Bekenntnisse eines Öko-Terroristen
Peter Jay Brown. USA 2010. dt. Fs.
Paul Watson ist der wohl berühmteste Umweltpirat der Welt. Seit über 30 Jahren kennen er und seine Crew der „Sea Shepherd“ auf den Weltmeeren kein Pardon – weder mit Umweltsündern, noch mit sich selbst. Und so rammen sie Walfangschiffe, attackieren Robbenfänger oder zerstören illegale Treibfangnetze – und gehen dabei oftmals große Risiken für Leib und Leben ein. Dieser Wille zum handfesten, gelegentlich dramatischen Zugreifen unterscheidet Watson auch von seinen ehemaligen Kollegen, mit denen er 1971 Greenpeace gründete; 1977 verließ er die Organisation, die er als „einen Haufen tatenloser Bürokraten“ beschimpfte.
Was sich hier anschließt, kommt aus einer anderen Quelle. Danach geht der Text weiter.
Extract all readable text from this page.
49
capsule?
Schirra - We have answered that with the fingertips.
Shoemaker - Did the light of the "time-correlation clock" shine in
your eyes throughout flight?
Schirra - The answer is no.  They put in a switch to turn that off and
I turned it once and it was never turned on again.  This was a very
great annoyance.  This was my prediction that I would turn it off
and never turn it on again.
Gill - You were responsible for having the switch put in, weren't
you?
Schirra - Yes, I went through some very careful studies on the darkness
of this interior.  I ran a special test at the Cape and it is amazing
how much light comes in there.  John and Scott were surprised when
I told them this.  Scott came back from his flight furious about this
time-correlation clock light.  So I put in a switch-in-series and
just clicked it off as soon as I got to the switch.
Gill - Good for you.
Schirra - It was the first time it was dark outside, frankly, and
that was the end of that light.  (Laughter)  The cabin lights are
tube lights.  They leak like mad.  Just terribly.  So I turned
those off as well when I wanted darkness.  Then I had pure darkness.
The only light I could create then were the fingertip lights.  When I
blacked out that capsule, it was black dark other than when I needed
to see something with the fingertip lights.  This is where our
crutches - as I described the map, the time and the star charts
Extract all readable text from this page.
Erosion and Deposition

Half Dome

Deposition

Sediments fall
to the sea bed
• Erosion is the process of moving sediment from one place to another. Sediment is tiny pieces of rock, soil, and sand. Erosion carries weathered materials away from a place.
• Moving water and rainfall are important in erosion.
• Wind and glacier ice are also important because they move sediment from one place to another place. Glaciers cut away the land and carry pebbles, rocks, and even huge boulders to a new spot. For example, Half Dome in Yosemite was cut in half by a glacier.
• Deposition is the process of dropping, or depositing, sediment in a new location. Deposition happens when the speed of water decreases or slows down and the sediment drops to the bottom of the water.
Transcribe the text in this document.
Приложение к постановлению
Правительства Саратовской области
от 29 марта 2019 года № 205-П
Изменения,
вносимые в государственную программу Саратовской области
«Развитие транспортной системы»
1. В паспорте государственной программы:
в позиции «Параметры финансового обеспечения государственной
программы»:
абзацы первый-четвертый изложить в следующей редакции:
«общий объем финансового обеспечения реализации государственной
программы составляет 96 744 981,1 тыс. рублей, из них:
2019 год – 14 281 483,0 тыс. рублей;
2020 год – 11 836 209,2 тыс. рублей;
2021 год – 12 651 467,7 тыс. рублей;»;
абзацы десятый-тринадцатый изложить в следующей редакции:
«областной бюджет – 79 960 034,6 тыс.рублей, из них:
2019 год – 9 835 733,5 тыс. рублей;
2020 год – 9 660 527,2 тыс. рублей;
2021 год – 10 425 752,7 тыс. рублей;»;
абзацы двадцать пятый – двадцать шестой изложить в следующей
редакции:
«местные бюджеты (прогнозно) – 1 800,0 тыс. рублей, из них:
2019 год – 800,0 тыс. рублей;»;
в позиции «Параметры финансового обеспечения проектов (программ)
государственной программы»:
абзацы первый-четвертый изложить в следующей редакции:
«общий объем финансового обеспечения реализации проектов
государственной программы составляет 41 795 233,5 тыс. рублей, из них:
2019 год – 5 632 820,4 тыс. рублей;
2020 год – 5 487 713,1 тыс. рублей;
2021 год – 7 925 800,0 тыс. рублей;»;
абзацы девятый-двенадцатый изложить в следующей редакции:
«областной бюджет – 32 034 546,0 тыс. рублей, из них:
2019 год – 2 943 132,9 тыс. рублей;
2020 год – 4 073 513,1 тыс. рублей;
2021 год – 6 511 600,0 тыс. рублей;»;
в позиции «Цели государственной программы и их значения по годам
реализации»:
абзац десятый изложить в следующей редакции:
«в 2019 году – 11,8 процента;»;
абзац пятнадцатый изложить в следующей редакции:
Seine eigene Organisation, die den Namen Sea Shepherd Conservation Society trägt, engagiert sich kompromisslos für den Tierschutz. Immer an Watsons Seite: Peter Jay Brown und seine Kamera. Er sammelte über die Jahre einmalige Bilder von den halsbrecherischen Aktionen und bringt sie nun erstmals an die Öffentlichkeit – jede Menge Seemannsgarn und Sarkasmus inklusive. Eigentlich war der Film als kleine Doku für einige Spezialfestivals gedacht. Nachdem die ersten öffentlichen Aufführungen allerdings so euphorische und emotionale Reaktionen hervorriefen, fand sich hierzulande ein deutscher Verleih, der das radikale Dokument eines Radikalen nun in die Kinos bringt. Mo 21. – Mi 30.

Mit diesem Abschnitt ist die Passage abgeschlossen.